Groups of 15 male and 15 female FVB/N mice were administered 0 or 8 mg allyl bromide/kg body weight in corn oil by gavage, 5 days a week for 40 weeks. Survival of dosed mice was similar to that of the vehicle controls. Mean body weights of dosed mice were within 10% of those of the vehicle controls throughout most of the study. There were no chemical-related gross or microscopic findings in dosed mice.

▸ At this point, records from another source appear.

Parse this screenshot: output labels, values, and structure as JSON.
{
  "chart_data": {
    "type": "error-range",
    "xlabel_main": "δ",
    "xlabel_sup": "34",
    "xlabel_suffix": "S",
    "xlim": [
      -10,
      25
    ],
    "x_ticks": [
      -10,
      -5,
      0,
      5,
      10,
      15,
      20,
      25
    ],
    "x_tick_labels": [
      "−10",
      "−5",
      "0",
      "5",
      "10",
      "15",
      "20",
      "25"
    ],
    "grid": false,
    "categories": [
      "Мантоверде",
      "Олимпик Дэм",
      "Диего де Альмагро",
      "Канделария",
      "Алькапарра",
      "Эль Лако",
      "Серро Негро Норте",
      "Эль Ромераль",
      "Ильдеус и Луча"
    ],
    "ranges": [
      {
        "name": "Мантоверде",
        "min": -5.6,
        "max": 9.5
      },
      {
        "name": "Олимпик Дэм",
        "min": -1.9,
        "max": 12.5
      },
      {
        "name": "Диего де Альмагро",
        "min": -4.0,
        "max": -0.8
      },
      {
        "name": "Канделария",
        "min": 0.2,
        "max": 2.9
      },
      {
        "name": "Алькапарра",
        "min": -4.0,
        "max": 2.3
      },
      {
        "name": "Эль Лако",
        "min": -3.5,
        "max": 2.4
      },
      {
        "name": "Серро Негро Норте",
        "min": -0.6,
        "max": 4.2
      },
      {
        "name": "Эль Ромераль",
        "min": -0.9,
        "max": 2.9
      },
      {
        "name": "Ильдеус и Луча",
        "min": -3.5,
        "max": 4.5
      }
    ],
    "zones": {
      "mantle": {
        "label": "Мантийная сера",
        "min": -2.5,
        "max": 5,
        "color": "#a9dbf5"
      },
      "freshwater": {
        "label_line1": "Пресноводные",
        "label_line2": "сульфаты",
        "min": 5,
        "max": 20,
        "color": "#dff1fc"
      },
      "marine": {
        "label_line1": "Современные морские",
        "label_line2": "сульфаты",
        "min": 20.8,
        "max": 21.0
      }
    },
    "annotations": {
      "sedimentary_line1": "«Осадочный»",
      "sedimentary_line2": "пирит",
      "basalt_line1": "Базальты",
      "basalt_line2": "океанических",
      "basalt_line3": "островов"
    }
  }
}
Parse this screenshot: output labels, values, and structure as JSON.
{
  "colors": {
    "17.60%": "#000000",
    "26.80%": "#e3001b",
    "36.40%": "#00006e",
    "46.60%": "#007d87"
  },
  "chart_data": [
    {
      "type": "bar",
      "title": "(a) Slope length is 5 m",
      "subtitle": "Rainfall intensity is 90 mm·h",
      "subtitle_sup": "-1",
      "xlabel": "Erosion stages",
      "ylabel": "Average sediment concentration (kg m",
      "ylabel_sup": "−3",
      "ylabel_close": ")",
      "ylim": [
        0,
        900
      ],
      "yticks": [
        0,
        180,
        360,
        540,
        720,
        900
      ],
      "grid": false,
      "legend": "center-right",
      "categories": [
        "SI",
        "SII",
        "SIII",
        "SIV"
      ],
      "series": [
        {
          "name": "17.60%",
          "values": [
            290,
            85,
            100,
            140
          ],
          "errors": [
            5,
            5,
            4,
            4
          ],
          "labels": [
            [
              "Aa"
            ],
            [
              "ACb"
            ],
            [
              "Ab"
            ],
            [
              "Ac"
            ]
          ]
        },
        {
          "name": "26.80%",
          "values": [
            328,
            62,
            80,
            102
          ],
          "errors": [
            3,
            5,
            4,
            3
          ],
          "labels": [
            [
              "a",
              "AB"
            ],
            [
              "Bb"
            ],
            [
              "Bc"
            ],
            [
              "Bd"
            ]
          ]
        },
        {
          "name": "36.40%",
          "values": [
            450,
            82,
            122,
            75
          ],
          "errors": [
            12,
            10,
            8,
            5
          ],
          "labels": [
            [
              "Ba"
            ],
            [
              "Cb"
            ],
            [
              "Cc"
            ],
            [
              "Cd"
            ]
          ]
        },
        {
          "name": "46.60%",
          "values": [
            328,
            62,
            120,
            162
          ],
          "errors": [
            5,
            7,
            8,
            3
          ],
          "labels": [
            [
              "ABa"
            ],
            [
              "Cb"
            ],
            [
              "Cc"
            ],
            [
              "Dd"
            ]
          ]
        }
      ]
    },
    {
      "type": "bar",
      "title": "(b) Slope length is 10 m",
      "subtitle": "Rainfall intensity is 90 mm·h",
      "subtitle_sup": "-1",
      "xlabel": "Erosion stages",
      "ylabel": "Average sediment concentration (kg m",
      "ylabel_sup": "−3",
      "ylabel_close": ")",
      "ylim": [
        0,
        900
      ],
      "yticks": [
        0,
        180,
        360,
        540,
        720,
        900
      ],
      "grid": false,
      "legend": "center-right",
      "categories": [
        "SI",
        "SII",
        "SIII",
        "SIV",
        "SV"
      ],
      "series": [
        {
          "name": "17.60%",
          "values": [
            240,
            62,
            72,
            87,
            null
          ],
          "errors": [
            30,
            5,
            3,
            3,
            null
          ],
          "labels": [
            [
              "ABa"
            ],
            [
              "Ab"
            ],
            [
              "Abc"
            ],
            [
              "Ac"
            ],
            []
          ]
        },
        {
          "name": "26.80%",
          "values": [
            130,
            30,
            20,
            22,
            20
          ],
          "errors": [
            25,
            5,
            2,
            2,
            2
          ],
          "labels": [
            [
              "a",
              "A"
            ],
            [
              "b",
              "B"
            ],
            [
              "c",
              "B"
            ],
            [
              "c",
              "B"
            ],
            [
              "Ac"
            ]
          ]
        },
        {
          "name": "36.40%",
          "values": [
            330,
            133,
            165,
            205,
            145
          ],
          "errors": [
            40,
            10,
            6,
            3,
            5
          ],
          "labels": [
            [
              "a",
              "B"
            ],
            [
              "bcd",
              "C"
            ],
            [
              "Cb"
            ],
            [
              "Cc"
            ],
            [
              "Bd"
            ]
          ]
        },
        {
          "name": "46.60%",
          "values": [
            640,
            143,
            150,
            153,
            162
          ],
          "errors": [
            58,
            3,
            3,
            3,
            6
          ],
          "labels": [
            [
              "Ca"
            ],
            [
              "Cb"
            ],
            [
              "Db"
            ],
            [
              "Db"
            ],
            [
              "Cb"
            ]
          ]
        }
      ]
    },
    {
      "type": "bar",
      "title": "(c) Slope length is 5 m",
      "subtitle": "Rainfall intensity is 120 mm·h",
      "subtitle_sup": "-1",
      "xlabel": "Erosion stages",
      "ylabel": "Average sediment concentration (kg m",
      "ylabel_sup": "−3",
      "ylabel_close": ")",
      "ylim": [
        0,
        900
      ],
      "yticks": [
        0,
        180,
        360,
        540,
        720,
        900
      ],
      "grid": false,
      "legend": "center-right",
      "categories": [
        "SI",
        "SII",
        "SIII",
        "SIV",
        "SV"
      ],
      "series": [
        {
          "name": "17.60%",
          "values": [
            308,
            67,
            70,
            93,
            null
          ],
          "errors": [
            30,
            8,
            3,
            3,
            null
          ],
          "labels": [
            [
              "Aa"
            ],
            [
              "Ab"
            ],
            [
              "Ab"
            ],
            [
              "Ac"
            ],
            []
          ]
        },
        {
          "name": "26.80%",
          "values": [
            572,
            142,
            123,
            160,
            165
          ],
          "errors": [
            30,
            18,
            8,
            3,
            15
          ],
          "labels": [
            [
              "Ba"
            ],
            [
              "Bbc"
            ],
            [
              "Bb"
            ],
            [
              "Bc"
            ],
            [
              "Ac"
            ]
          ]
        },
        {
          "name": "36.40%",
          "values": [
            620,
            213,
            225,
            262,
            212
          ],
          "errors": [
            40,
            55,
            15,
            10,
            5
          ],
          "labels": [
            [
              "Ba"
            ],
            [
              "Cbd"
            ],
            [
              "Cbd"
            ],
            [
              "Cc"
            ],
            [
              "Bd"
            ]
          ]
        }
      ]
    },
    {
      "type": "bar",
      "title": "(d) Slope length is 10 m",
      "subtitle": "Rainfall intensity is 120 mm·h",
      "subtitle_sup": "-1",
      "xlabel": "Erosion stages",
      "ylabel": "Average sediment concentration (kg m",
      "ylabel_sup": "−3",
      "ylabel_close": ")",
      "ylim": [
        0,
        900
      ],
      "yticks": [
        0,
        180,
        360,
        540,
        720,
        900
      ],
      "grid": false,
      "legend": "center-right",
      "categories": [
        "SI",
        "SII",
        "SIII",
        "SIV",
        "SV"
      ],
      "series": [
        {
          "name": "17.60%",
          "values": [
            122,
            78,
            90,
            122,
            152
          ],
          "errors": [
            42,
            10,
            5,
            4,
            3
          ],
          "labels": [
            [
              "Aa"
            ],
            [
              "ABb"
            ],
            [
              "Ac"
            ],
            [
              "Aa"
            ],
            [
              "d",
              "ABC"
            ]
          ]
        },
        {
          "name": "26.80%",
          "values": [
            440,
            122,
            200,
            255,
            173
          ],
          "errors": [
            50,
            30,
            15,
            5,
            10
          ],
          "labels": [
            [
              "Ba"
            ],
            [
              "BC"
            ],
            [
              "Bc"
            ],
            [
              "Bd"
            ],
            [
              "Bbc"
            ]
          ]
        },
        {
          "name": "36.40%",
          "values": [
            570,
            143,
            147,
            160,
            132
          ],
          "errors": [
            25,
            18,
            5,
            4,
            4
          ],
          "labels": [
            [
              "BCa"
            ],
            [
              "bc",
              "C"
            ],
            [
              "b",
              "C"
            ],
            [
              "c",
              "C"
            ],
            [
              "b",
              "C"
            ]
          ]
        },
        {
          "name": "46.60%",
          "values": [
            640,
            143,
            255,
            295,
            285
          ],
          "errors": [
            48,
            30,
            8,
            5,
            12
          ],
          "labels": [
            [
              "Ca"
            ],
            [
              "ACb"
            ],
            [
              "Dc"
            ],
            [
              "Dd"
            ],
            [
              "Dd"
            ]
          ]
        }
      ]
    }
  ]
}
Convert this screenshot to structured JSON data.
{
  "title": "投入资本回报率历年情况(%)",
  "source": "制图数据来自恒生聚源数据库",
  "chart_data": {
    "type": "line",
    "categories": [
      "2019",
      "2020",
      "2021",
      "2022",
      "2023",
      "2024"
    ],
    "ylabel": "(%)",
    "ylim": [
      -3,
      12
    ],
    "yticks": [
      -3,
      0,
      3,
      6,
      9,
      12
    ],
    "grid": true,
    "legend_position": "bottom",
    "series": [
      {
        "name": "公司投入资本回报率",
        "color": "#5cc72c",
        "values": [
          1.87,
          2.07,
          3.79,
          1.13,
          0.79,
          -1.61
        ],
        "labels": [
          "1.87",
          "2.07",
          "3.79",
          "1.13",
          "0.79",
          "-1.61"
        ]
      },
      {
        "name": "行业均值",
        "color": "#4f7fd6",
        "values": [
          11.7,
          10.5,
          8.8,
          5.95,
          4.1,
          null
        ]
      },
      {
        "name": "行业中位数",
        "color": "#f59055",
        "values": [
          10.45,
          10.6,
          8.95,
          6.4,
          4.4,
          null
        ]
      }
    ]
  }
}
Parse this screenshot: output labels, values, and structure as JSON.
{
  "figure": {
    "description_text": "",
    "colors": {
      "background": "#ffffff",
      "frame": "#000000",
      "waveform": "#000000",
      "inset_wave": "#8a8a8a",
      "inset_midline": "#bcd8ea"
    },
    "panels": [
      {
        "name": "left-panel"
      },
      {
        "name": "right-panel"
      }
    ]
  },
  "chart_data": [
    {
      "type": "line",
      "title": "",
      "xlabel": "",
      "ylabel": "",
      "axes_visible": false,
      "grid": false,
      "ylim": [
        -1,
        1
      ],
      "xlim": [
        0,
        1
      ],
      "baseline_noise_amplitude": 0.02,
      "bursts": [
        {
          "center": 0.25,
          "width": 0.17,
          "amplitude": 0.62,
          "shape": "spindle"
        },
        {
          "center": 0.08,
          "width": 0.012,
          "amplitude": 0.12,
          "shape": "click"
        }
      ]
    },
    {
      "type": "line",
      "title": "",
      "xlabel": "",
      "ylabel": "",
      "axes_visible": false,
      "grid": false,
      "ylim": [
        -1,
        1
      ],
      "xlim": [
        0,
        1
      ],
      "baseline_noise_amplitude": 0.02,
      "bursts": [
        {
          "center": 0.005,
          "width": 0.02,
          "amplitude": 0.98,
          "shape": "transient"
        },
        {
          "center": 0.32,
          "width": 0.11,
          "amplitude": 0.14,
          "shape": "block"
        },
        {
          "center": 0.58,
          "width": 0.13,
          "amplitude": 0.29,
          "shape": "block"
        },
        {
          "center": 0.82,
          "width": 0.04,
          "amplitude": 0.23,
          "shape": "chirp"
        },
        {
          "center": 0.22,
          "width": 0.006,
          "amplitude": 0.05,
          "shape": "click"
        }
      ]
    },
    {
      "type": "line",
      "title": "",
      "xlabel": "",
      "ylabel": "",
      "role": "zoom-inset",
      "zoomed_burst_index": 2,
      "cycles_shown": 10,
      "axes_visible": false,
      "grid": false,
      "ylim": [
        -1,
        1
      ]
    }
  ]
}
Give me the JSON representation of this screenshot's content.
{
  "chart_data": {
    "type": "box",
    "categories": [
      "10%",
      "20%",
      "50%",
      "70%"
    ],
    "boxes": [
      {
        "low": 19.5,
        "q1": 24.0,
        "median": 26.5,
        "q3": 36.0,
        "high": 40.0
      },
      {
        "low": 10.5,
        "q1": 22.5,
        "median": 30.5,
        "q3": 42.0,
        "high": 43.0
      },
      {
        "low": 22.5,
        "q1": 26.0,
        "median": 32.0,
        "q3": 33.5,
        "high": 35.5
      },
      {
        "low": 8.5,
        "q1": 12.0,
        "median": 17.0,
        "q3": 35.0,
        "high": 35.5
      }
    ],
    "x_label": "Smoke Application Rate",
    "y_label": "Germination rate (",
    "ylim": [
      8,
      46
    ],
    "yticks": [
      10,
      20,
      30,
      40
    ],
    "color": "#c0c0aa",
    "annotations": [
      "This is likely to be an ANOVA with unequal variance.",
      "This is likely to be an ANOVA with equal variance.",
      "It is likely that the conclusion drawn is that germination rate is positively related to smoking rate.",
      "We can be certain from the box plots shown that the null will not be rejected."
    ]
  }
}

40-Week Study in Tg.AC Hemizygous Mice

Groups of 15 male and 15 female Tg.AC hemizygous mice were administered 0, 0.5, 1, 2, 4, or 8 mg allyl bromide/kg body weight in corn oil by gavage, 5 days a week for 40 weeks. Survival of dosed mice was similar to that of the vehicle controls. Mean body weights were generally similar between dosed and vehicle control mice throughout the study. In female mice, there were increased numbers of cutaneous and mucocutaneous masses (gross observations) on the body, particularly the vaginal and vulvar area, and these papillomas were observed earlier in the dosed groups. There were positive trends in the incidences of squamous cell papilloma of the vulva and of all skin sites in females.

40-Week Study in C57BL/6 Mice

Groups of 15 male and 15 female C57BL/6 mice were administered 0 or 8 mg allyl bromide/kg body weight in corn oil by gavage, 5 days a week for 40 weeks. Survival of dosed mice was similar to that of the vehicle controls. Mean body weights and organ weights were similar between dosed and vehicle control mice throughout the study. There were no chemical-related gross or microscopic findings in dosed mice.

40-Week Study in p53 Haploinsufffficient Mice

Groups of 15 male and 15 female p53 haploinsufficient mice were administered 0, 0.5, 1, 2, 4, or 8 mg allyl bromide/kg body weight in corn oil by gavage, 5 days a week for 40 weeks. Survival of dosed mice was similar to that of the vehicle controls. Mean body weights of dosed mice were within 10% of those of the vehicle controls throughout most of the study. Mean body weights of 8 mg/kg females were 11% to 15% greater than those of the vehicle controls from week 26 to week 33, and those of 4 mg/kg females were generally less after week 21. There were no chemical-related gross or microscopic findings.